Upon entering Tuesday’s vacant and abandoned property meeting at Memorial Auditorium, a tidy folder stocked with dozens of brainstormed solutions is received.
The gathering — a follow-up to last spring’s Vacant, Abandoned and Underutilized Property Summit, where work groups collaborated on feasible solutions to the problem — brings many of the same players: housing advocates, Metro government workers, social workers and concerned residents. (Read about last year’s summit here.)
It’s estimated Louisville has roughly 7,000 vacant properties. About 1,200 of those are abandoned, in large part due to the ongoing struggling economy and foreclosure crisis. A map highlighting where these properties exist, not surprisingly, blemishes the West End and spreads south like a bad rash. (For a look at how foreclosures affect property values click here.)
Councilman Kelly Downard (R-16) chairs an ad hoc committee recently formed to deal with the issue of vacant/abandoned homes. He’s among the first to speak this morning.
“The mayor has this as a top priority, and we do also,” says Downard.

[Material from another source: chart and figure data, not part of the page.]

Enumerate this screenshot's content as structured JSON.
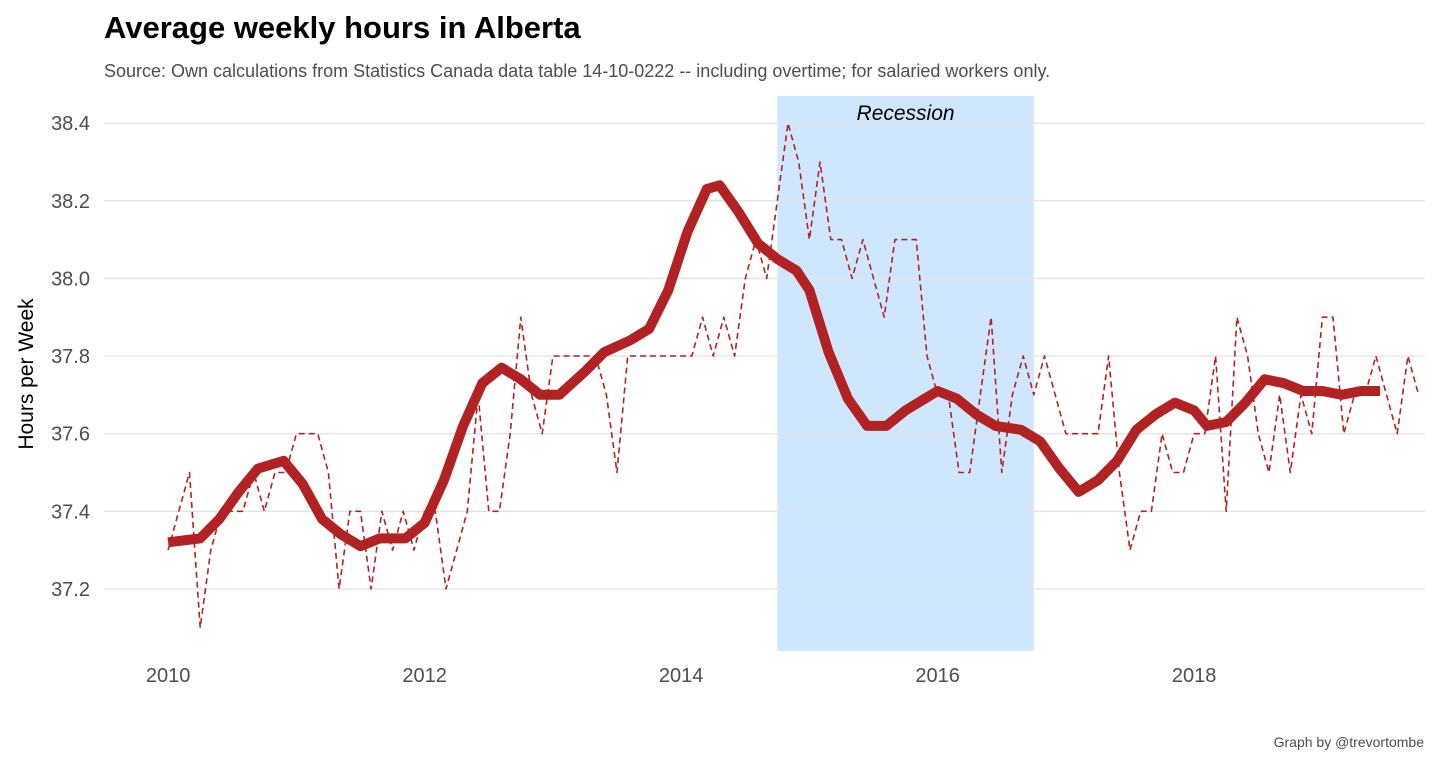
{
  "chart_data": {
    "type": "line",
    "title": "Average weekly hours in Alberta",
    "subtitle": "Source: Own calculations from  Statistics Canada data table 14-10-0222 -- including overtime; for salaried workers only.",
    "caption": "Graph by @trevortombe",
    "xlabel": "",
    "ylabel": "Hours per Week",
    "xlim": [
      2009.5,
      2019.8
    ],
    "ylim": [
      37.04,
      38.47
    ],
    "x_ticks": [
      2010,
      2012,
      2014,
      2016,
      2018
    ],
    "y_ticks": [
      37.2,
      37.4,
      37.6,
      37.8,
      38.0,
      38.2,
      38.4
    ],
    "grid": true,
    "colors": {
      "series": "#b22222",
      "recession_band": "#cfe6ff"
    },
    "annotation": {
      "label": "Recession",
      "x_start": 2014.75,
      "x_end": 2016.75
    },
    "series": [
      {
        "style": "dashed",
        "points": [
          [
            2010.0,
            37.3
          ],
          [
            2010.083,
            37.4
          ],
          [
            2010.167,
            37.5
          ],
          [
            2010.25,
            37.1
          ],
          [
            2010.333,
            37.3
          ],
          [
            2010.417,
            37.4
          ],
          [
            2010.5,
            37.4
          ],
          [
            2010.583,
            37.4
          ],
          [
            2010.667,
            37.5
          ],
          [
            2010.75,
            37.4
          ],
          [
            2010.833,
            37.5
          ],
          [
            2010.917,
            37.5
          ],
          [
            2011.0,
            37.6
          ],
          [
            2011.083,
            37.6
          ],
          [
            2011.167,
            37.6
          ],
          [
            2011.25,
            37.5
          ],
          [
            2011.333,
            37.2
          ],
          [
            2011.417,
            37.4
          ],
          [
            2011.5,
            37.4
          ],
          [
            2011.583,
            37.2
          ],
          [
            2011.667,
            37.4
          ],
          [
            2011.75,
            37.3
          ],
          [
            2011.833,
            37.4
          ],
          [
            2011.917,
            37.3
          ],
          [
            2012.0,
            37.4
          ],
          [
            2012.083,
            37.4
          ],
          [
            2012.167,
            37.2
          ],
          [
            2012.25,
            37.3
          ],
          [
            2012.333,
            37.4
          ],
          [
            2012.417,
            37.7
          ],
          [
            2012.5,
            37.4
          ],
          [
            2012.583,
            37.4
          ],
          [
            2012.667,
            37.6
          ],
          [
            2012.75,
            37.9
          ],
          [
            2012.833,
            37.7
          ],
          [
            2012.917,
            37.6
          ],
          [
            2013.0,
            37.8
          ],
          [
            2013.083,
            37.8
          ],
          [
            2013.167,
            37.8
          ],
          [
            2013.25,
            37.8
          ],
          [
            2013.333,
            37.8
          ],
          [
            2013.417,
            37.7
          ],
          [
            2013.5,
            37.5
          ],
          [
            2013.583,
            37.8
          ],
          [
            2013.667,
            37.8
          ],
          [
            2013.75,
            37.8
          ],
          [
            2013.833,
            37.8
          ],
          [
            2013.917,
            37.8
          ],
          [
            2014.0,
            37.8
          ],
          [
            2014.083,
            37.8
          ],
          [
            2014.167,
            37.9
          ],
          [
            2014.25,
            37.8
          ],
          [
            2014.333,
            37.9
          ],
          [
            2014.417,
            37.8
          ],
          [
            2014.5,
            38.0
          ],
          [
            2014.583,
            38.1
          ],
          [
            2014.667,
            38.0
          ],
          [
            2014.75,
            38.2
          ],
          [
            2014.833,
            38.4
          ],
          [
            2014.917,
            38.3
          ],
          [
            2015.0,
            38.1
          ],
          [
            2015.083,
            38.3
          ],
          [
            2015.167,
            38.1
          ],
          [
            2015.25,
            38.1
          ],
          [
            2015.333,
            38.0
          ],
          [
            2015.417,
            38.1
          ],
          [
            2015.5,
            38.0
          ],
          [
            2015.583,
            37.9
          ],
          [
            2015.667,
            38.1
          ],
          [
            2015.75,
            38.1
          ],
          [
            2015.833,
            38.1
          ],
          [
            2015.917,
            37.8
          ],
          [
            2016.0,
            37.7
          ],
          [
            2016.083,
            37.7
          ],
          [
            2016.167,
            37.5
          ],
          [
            2016.25,
            37.5
          ],
          [
            2016.333,
            37.7
          ],
          [
            2016.417,
            37.9
          ],
          [
            2016.5,
            37.5
          ],
          [
            2016.583,
            37.7
          ],
          [
            2016.667,
            37.8
          ],
          [
            2016.75,
            37.7
          ],
          [
            2016.833,
            37.8
          ],
          [
            2016.917,
            37.7
          ],
          [
            2017.0,
            37.6
          ],
          [
            2017.083,
            37.6
          ],
          [
            2017.167,
            37.6
          ],
          [
            2017.25,
            37.6
          ],
          [
            2017.333,
            37.8
          ],
          [
            2017.417,
            37.5
          ],
          [
            2017.5,
            37.3
          ],
          [
            2017.583,
            37.4
          ],
          [
            2017.667,
            37.4
          ],
          [
            2017.75,
            37.6
          ],
          [
            2017.833,
            37.5
          ],
          [
            2017.917,
            37.5
          ],
          [
            2018.0,
            37.6
          ],
          [
            2018.083,
            37.6
          ],
          [
            2018.167,
            37.8
          ],
          [
            2018.25,
            37.4
          ],
          [
            2018.333,
            37.9
          ],
          [
            2018.417,
            37.8
          ],
          [
            2018.5,
            37.6
          ],
          [
            2018.583,
            37.5
          ],
          [
            2018.667,
            37.7
          ],
          [
            2018.75,
            37.5
          ],
          [
            2018.833,
            37.7
          ],
          [
            2018.917,
            37.6
          ],
          [
            2019.0,
            37.9
          ],
          [
            2019.083,
            37.9
          ],
          [
            2019.167,
            37.6
          ],
          [
            2019.25,
            37.7
          ],
          [
            2019.333,
            37.7
          ],
          [
            2019.417,
            37.8
          ],
          [
            2019.5,
            37.7
          ],
          [
            2019.583,
            37.6
          ],
          [
            2019.667,
            37.8
          ],
          [
            2019.75,
            37.7
          ]
        ]
      },
      {
        "style": "smoothed",
        "points": [
          [
            2010.0,
            37.32
          ],
          [
            2010.25,
            37.33
          ],
          [
            2010.4,
            37.38
          ],
          [
            2010.55,
            37.45
          ],
          [
            2010.7,
            37.51
          ],
          [
            2010.9,
            37.53
          ],
          [
            2011.05,
            37.47
          ],
          [
            2011.2,
            37.38
          ],
          [
            2011.35,
            37.34
          ],
          [
            2011.5,
            37.31
          ],
          [
            2011.65,
            37.33
          ],
          [
            2011.85,
            37.33
          ],
          [
            2012.0,
            37.37
          ],
          [
            2012.15,
            37.48
          ],
          [
            2012.3,
            37.62
          ],
          [
            2012.45,
            37.73
          ],
          [
            2012.6,
            37.77
          ],
          [
            2012.75,
            37.74
          ],
          [
            2012.9,
            37.7
          ],
          [
            2013.05,
            37.7
          ],
          [
            2013.25,
            37.76
          ],
          [
            2013.4,
            37.81
          ],
          [
            2013.6,
            37.84
          ],
          [
            2013.75,
            37.87
          ],
          [
            2013.9,
            37.97
          ],
          [
            2014.05,
            38.12
          ],
          [
            2014.2,
            38.23
          ],
          [
            2014.3,
            38.24
          ],
          [
            2014.45,
            38.17
          ],
          [
            2014.6,
            38.09
          ],
          [
            2014.75,
            38.05
          ],
          [
            2014.9,
            38.02
          ],
          [
            2015.0,
            37.97
          ],
          [
            2015.15,
            37.81
          ],
          [
            2015.3,
            37.69
          ],
          [
            2015.45,
            37.62
          ],
          [
            2015.6,
            37.62
          ],
          [
            2015.75,
            37.66
          ],
          [
            2015.9,
            37.69
          ],
          [
            2016.0,
            37.71
          ],
          [
            2016.15,
            37.69
          ],
          [
            2016.3,
            37.65
          ],
          [
            2016.45,
            37.62
          ],
          [
            2016.65,
            37.61
          ],
          [
            2016.8,
            37.58
          ],
          [
            2016.95,
            37.51
          ],
          [
            2017.1,
            37.45
          ],
          [
            2017.25,
            37.48
          ],
          [
            2017.4,
            37.53
          ],
          [
            2017.55,
            37.61
          ],
          [
            2017.7,
            37.65
          ],
          [
            2017.85,
            37.68
          ],
          [
            2018.0,
            37.66
          ],
          [
            2018.1,
            37.62
          ],
          [
            2018.25,
            37.63
          ],
          [
            2018.4,
            37.68
          ],
          [
            2018.55,
            37.74
          ],
          [
            2018.7,
            37.73
          ],
          [
            2018.85,
            37.71
          ],
          [
            2019.0,
            37.71
          ],
          [
            2019.15,
            37.7
          ],
          [
            2019.3,
            37.71
          ],
          [
            2019.45,
            37.71
          ]
        ]
      }
    ]
  }
}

For the first time, he publicly commits his support for a change in state law that would amend how property tax liens are handled, making it easier for cities to collect money owed and keep properties viable for redevelopment.
It garners a smattering of applause. He advocates for a stronger land bank that would allow cities to wipe titles clean of any messy liens and fines, again, making those properties more attractive to developers.
“This is a very important issue and one that we’ve left untouched for years,” says Downard. “We’ve talked about it, but we haven’t done anything.”
It’s a statement meant to placate. And for some it does.
Still, frustration simmers.
At about two hours in, after eight speakers comb through various initiatives, from the Affordable Housing Trust Fund to a Metro program called “Brother’s Keeper” that would mobilize volunteers to maintain vacated houses, agitation becomes vocal.
“To me, this is triage,” says Dan Borsch, who sits on the board of the Landbank Authority and owns a business in Old Louisville.
Borsch feels “fired up.” He doesn’t think the city has the West End, and all of its dilapidated structures, as a top priority. Yes, last spring’s summit brought attention to the blight, but without jobs, businesses and a robust effort on the city’s part to build infrastructure in the West End, what can truly change, he wonders.
Borsch brings up the millions poured into downtown revitalization and the billions about to be spent on the Ohio River Bridges Project that will effectively open up the East End to development.
“We can’t compete with that!” he says, knowing that land’s cheaper to develop.
Revitalizing the West End is a complex undertaking. Challenges include old industrial (often contaminated) properties divided up and owned by several different people. And if swaths of East End land become suddenly available, that may make the West End look all the more unattractive.
“We really need help in west Louisville,” says Michael Dean, a California resident and advocate.
City officials counter that efforts are being made, for instance, the LiFE Zone project, an initiative created under Mayor Greg Fischer to build a local food economy hub in Portland.
“You’re not speaking of areas most affected,” says another concerned resident. “What happened to Chickasaw? DuValle?”
At one point, Jim Mims, director of Codes and Regulations, agrees these big economic policy questions are important but jokes, “I’m just a codes guy.”
Cathy Hinko, with the Metropolitan Housing Coalition, understands the anxiousness to see tangible improvements to neighborhoods. She says, though, when it comes to the issue of vacant and abandoned properties, last spring’s summit and today’s discussion act as important pieces to a problem that will take time to solve.
She points out that in the last year, one person within Metro has finally been designated as a kind of vacant and abandoned homes “czar.” That, she says, shows progress.
“… To change direction of a large, multi-layered organization like government is difficult. But you hear a lot of commitment to it, and you hear some of the solutions …
So much of this system is built on a paradigm that properties wouldn’t linger out there. People would be absorbed into the market. People would reuse it. The whole system was built on something that was valid for decades and its not valid now. So revamping a whole system is no small potatoes.”